BYS presents two relevant particularities that may be due to the particular features of Borrelia burgdorferi found in Brazil. First, it is common to find symptoms compatible with CFS, which include significant physical and mental fatigue persisting longer than 6 months that does not improve with rest, potentially involving myalgia, arthralgia, lympho-adenomegaly, neuro-cognitive symptoms, headache, sore throat, and sleep disturbance. Treatment of CFS is difficult, and CFS is not improved by antibiotic administration. In general, the use of analgesics and anti-depressive drugs, associated with psychological, nutritional and rehabilitation support, is recommended.

The second complication observed in patients with BYS is the presence of symptoms compatible with those found in autoimmune diseases. Following an acute infectious stage, patients sometimes develop arthritis; Raynauds phenomenon; cutaneous lesions similar to those observed in systemic lupus erythematosus; scleroderma; symptoms of sicca syndrome; myositis; thrombosis; vasculitis or allergic manifestations related to food, drugs, or insect bites. BYS patients often show the presence of autoantibodies in their serum, such as antinuclear antibodies (ANA), anti-Ro, anticardiolipin, antithyroglobulin, or hypergammaglobulinemia. Clinical symptoms of autoimmune disease do not respond to antibiotics. In some instances, it is necessary to employ corticosteroids, immunosuppressive agents and anti-allergic drugs. The pathogenesis of CFS and presentation of autoimmune symptoms are unknown. There is evidence of neuro-immune-endocrine axis activation, possibly triggered by “hidden” Borrelia or the presence of spirochete outer membrane surface proteins. In this respect, we demonstrated by PCR assays that Brazilian Borrelia burgdorferi, can be identified in the skin or blood of BYS patients for months or years after disease onset, even after antibiotic treatment of the patient, possibly due to the particular genetic and morphological adaptations of this bacterium to survive in mammalian hosts 4,7.
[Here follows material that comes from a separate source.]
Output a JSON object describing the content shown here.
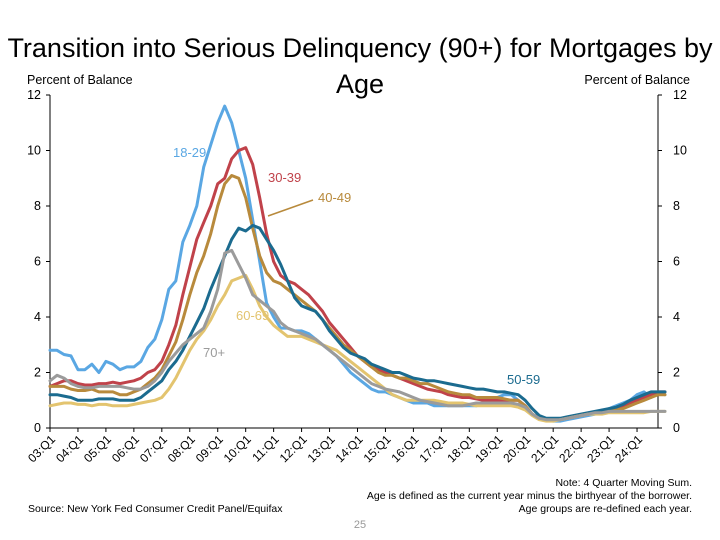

Unfortunately, despite many previous reports on BYS, the emerging zoonosis is still poorly understood and is confused with LD by most Brazilian physicians. Additionally, it is not accepted as a disease requiring compulsory notification by the Brazilian Health Surveillance System. The delay in the diagnosis BYS in its early infectious stage, when antibiotic treatment is effective, can give rise to serious, sometimes irreversible, clinical manifestations, which include chronic untreatable neuroborreliosis (encephalomyelitis, ataxia) and erosive arthritis. Furthermore, we question the frequency of patients treated as presenting idiopathic CFS or autoimmune diseases, when in fact they represent undiagnosed cases of Borrelia burgdorferi infection.